Take the case of establishment year for each school. It takes values as low as -1 to as high as 5005 – these are simply impossible values for the year of establishment. And let’s consider classrooms. There are 23,149 schools with zero classrooms. Theoretically there may exist schools without any classrooms (for example, due to calamities) but some of the schools do so well in other indicators that it’s impossible for the school to have no classrooms.
There are over 4,500 schools that have five or more facilities or favorable ratios but have no classrooms, compounding our concern about data quality. A school named “PRIVT.HS.SAVITRI VIDYA PEETH” at Pipariya in Hoshangabad district in Madhya Pradesh reportedly has negative classrooms.
On the same note, financial aids received by some schools were found to be negative. In around 9,000 private unaided schools, number of students enrolled in Class 1 from weaker sections of the society exceeded the number of students who applied from those sections. These type of data quality issues really hampers the credibility of DISE data.
Data Quality Issues with Multiple Choice Questions
In multiple choice questions (MCQ), the questionnaire used to collect data has specific codes for specific answers. However, final results exhibit codes which are not even on the code list.
For example, in “Medium of Instruction”, the questionnaire uses codes from 1 to 29 for different languages and 99 for languages that are not on the list. Surprisingly, the raw data includes codes such as 30 to 39 for around 250 schools.
These kind of data errors are not expected, given that the questionnaires are filled by teachers. These might be data entry errors arising due to manual filling of questionnaires. However, in this era of technology these problems can be solved very easily by using data collection technologies.
Data Quality Issues with Conditionality
Another data quality issue pertains to conditional questions. To give a context, some of the questions can only be answered if a previous question was answered in a certain way. For example, a question like “Are you pregnant?” can only be asked if the responder is female. However, in DISE data, some of the variables do not pass this criteria.
For example, Pupil Cumulative Records (PCR) can be maintained by a school only if Continuous and Comprehensive Evaluation (CCE) has been implemented by the school. However, DISE data shows that more than 50,000 schools have PCR maintained even if they did not implement CCE.

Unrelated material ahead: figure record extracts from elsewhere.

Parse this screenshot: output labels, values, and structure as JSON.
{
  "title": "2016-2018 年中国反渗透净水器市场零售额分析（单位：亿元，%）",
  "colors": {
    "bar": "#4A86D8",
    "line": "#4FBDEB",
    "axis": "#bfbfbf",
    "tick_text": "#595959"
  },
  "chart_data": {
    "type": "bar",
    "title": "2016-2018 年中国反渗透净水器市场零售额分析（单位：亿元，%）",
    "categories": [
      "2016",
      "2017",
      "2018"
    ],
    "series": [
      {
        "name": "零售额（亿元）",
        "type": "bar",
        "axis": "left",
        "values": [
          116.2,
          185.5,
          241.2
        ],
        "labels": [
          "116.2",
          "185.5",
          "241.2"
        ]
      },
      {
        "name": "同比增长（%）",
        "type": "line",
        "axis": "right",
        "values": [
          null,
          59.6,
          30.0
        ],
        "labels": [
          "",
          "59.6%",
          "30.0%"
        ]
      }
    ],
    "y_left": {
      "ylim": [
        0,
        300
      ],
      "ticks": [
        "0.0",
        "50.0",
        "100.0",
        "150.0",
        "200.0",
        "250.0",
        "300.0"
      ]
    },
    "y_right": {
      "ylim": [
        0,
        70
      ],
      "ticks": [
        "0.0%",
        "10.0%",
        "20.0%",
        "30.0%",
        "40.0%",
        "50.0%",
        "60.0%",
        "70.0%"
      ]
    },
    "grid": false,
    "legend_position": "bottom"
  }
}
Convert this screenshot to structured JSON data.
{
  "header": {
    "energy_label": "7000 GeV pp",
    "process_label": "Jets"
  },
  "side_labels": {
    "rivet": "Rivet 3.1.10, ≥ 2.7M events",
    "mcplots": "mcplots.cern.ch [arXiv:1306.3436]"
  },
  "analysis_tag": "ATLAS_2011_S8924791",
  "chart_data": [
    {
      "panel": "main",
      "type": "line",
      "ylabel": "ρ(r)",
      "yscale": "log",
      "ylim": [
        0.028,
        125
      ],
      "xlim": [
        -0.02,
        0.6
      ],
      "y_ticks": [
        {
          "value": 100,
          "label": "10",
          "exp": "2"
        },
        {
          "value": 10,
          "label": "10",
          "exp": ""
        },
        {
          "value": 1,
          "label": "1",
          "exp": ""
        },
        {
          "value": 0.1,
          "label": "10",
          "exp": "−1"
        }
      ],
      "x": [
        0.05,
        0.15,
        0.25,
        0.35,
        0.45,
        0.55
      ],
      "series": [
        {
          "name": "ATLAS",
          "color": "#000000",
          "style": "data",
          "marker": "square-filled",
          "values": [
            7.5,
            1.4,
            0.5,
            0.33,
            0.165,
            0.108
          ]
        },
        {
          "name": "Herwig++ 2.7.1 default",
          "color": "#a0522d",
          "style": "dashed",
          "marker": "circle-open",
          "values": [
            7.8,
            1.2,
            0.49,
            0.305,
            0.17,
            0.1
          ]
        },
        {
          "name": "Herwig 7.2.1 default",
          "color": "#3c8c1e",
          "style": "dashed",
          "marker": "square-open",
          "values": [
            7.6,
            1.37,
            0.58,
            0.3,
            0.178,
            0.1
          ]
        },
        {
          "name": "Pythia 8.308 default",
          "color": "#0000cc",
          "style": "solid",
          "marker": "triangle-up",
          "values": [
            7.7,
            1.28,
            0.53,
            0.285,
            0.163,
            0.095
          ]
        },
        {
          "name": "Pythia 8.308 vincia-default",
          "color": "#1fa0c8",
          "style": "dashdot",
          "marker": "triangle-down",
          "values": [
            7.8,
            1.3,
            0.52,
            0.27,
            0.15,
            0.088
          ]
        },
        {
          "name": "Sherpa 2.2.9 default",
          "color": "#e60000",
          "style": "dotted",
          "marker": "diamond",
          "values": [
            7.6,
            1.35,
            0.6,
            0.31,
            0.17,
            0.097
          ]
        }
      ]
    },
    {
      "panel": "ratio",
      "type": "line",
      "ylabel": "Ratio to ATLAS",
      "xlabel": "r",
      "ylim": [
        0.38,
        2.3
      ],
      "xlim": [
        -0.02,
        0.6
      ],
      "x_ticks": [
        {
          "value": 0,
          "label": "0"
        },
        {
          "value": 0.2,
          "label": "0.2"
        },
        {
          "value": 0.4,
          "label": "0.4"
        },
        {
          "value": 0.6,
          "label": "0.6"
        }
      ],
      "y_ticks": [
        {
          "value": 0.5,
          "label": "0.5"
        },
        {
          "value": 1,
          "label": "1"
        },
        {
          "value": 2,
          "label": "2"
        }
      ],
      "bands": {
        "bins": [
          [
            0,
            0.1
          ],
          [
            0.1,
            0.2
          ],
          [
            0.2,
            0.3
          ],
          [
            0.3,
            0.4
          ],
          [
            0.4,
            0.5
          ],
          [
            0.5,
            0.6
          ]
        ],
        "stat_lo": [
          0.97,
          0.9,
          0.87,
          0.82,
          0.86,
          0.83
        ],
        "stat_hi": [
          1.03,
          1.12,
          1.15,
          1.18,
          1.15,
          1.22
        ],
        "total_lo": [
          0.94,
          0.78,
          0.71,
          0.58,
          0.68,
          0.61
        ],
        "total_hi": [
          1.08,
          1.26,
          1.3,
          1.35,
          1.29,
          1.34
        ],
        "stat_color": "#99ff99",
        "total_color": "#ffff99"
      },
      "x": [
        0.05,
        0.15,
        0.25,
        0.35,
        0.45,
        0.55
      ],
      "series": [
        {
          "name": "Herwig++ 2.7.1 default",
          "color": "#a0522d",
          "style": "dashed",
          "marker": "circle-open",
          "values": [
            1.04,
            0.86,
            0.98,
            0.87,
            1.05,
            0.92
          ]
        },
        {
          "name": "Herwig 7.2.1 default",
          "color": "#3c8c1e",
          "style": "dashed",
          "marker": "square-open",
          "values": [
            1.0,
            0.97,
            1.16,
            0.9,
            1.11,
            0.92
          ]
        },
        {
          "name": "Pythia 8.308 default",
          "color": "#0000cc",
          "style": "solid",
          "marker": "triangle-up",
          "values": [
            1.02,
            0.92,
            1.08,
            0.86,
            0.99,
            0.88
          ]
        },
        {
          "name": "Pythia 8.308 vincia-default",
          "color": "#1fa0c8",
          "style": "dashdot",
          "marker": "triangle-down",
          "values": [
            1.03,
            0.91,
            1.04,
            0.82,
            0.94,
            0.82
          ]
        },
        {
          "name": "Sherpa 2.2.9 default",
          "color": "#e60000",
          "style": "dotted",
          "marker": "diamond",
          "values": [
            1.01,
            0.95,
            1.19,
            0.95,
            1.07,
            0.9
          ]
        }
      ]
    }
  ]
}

While the work done for DISE is prodigious given the scale, the quality concerns necessitate technological interventions to make the education data spotless and reliable. Currently, most of the anomalies can be attributed to data entry errors… or so we hope. At the very least, this makes the case for migrating DISE data collection to technology even stronger.
Great analysis. Thanks!
Great post, thanks for sharing. Data science is also impacting another area: education. Data-driven decision making is making a serious impact on the future of student achievement, especially with SLDS/P-20 initiatives. As you mention, data science can be applied to many domains of knowledge; in education, the ability to identify problem areas and link important data sets in order to make better decisions for the future of our students and teachers will be important.